Not sure anyone will really read this but....I've been contemplating starting a blog to document this whole process for a while but things were going great (all things considered) and thought after my first treatment completed I would be moving on from this reality. Boy was I wrong. Writing has always been my outlet, a way for me to process my emotions and dump the thoughts onto paper and get them out of my head to avoid the invasive thoughts. So I figured, here goes nothing...
For a little background- I found a few lumps in my left breast back in November/December 2023, I had recently stopped breastfeeding my daughter and one of them felt like a duct so I just sat on it for a bit. If you haven't heard, healthcare providers are the WORST patients. A few months go by and they weren't getting smaller, in fact one was slightly bigger. In February I went to my GYN and she ordered a mammogram which ultimately found MANY calcifications and masses and in March I received a biopsy that confirmed stage 2A invasive ductal carcinoma. I received my port and was started on TCHP chemo which was every 3 weeks for 6 doses. I tolerated the chemo pretty well- besides the small little hiccup of a chemo reaction during my first infusion. 6 months later I was able to ring the bell and my MRI showed significant chemo response 🙌 hallelujah. The next step was scheduling surgery. Ultimately I had a terrible experience with my first surgeon who clearly mixed me up with a different patient and refused to recognize that she had the wrong information (KEY MESSAGE HERE: BE YOUR OWN ADVOCATE, DO NOT SETTLE IF THINGS DON'T FEEL RIGHT). So I found another great surgical oncologist and plastic surgeon and received a double mastectomy with placement of expanders (my choice) on August 21st. Things from the surgery perspective went well, the surgeon told me she was very concerned about how the lymph nodes appeared and felt in the OR but luckily the path was negative. However the path did end up showing a small amount of residual invasive disease. This was a huge gut punch, NOT at all what I was expecting. So I had a mini breakdown when they recommended me proceed with more IV chemo, this time every 3 weeks but for 14 total doses (~11 months duration). But fine, I accepted the reality and obviously need to do it so that I don't regret something years down the line. I need to be here for my kids.
In the mean time I have been going in weekly to get my expanders filled. On Tuesday she noticed I developed a seroma which was odd being 5 weeks out, she drained 150mL and although it looked clear she sent it for culture since it was a change and I had chills the night before.
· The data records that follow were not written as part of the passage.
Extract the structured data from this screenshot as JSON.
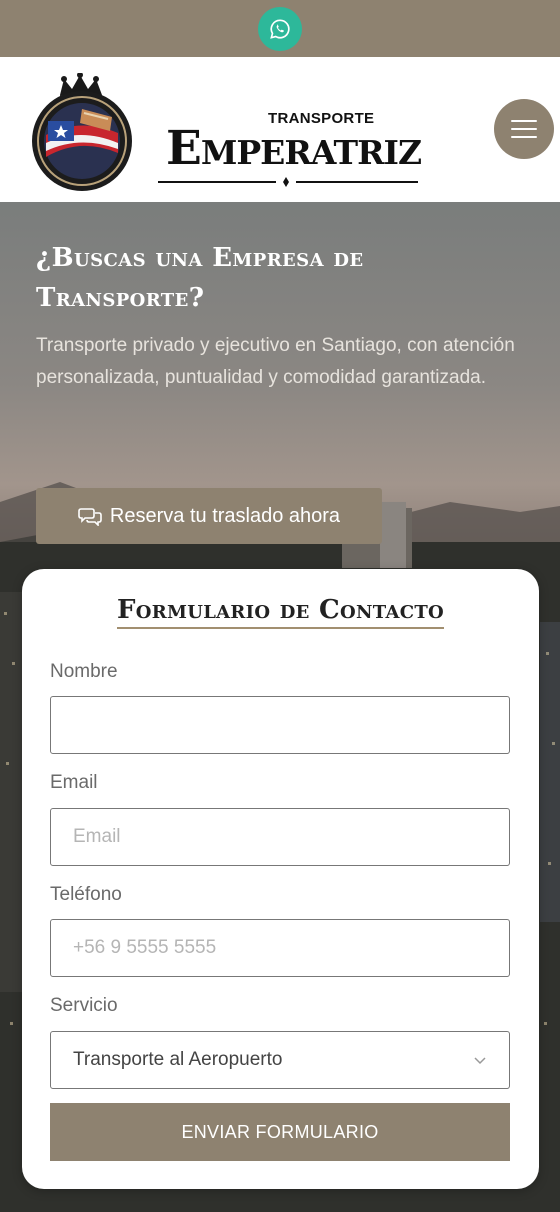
{
  "whatsapp": {
    "icon": "whatsapp-icon"
  },
  "brand": {
    "kicker": "TRANSPORTE",
    "name": "Emperatriz"
  },
  "menu": {
    "icon": "hamburger-menu-icon"
  },
  "hero": {
    "title": "¿Buscas una Empresa de Transporte?",
    "subtitle": "Transporte privado y ejecutivo en Santiago, con atención personalizada, puntualidad y comodidad garantizada.",
    "cta_label": "Reserva tu traslado ahora",
    "cta_icon": "chat-bubbles-icon"
  },
  "form": {
    "title": "Formulario de Contacto",
    "fields": [
      {
        "label": "Nombre",
        "value": "",
        "placeholder": ""
      },
      {
        "label": "Email",
        "value": "",
        "placeholder": "Email"
      },
      {
        "label": "Teléfono",
        "value": "",
        "placeholder": "+56 9 5555 5555"
      },
      {
        "label": "Servicio",
        "value": "Transporte al Aeropuerto"
      }
    ],
    "submit_label": "ENVIAR FORMULARIO"
  },
  "colors": {
    "accent": "#8e8270",
    "whatsapp": "#2db89a",
    "title_underline": "#a28f70"
  }
}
I received my first chemo on Wednesday which went well (THANK GOODNESS) and then I receive a call Thursday letting me know the culture came back with staph epi and she was putting me on abx. This is a normal skin bug....for normal immune systems. Which of course mine is not. Not to mention this bug LOVES medical devices and clings to it creating a film on it. Which means I likely will need a washout and removal of the device to be able to let the infection clear....meaning another surgery, and another recovery. 😐😖 I go to see the plastic surgeon tomorrow and it will be the first time meeting with him since the OR, so I will hear what the plan is officially then. But my incision is red and warm to touch and I've had low grade fever and chills every evening, so I know what the recommendation will be. And while obviously it's what's needed it still SUCKS to accept this yet another hurdle on this journey. In general I have really had a positive attitude through this whole journey (I know right? If you knew me well before, you know I was Queen of Negativity). But I'm not going to lie, this new hiccup is very frustrating and disappointing. All of the post op pain and struggles for the last 6 weeks, not being able to pick up or carry my kids, for me to do it all over again. I know I am lucky to have tolerated my treatment so far and things of course could alwayssss be worse. I have heard people say in the past (and in reference to my case) that "it's just breast cancer" theres tons of research and better treatments so at least it isn't a worse type of cancer. PLEASE for the love of all things holy....do not discount someone's cancer experience. No matter what cancer you have it sucks, it puts your life on hold, you rely on others to help you, the physical/emotional/psychological effects can be major, and it is something I will worry about every single day of my life.
There is NOTHING easy about losing your hair, being on estrogen suppressants and medically induced menopause at 36, the daily hot flashes and joint/bone pain, the shots, the pills, the muscle loss, the loss of your femininity and sexuality. Whether you receive(d) IV chemo or PO chemo...it's still chemo which is quite literally a toxin that impacts every single organ and system in your body, whether you had to have surgery or radiation or not, your journey is YOURS and don't let anyone take that away from you. None of us asked for this journey, but it's what was handed to us so we face it and do our best to be bold, be resilient and to fight for our lives so that we can be around for the ones we love.
Okay this is long enough for now, if you're even still reading thank you for making it this far 👏😂. Over the next few days I plan to sort of back track to the beginning of this journey and the feelings/emotions that I experienced then just to bring it up to where we are now. And of course will post an update on the official plan.
Thanks for reading Bold Resilience, I'm so happy you're here.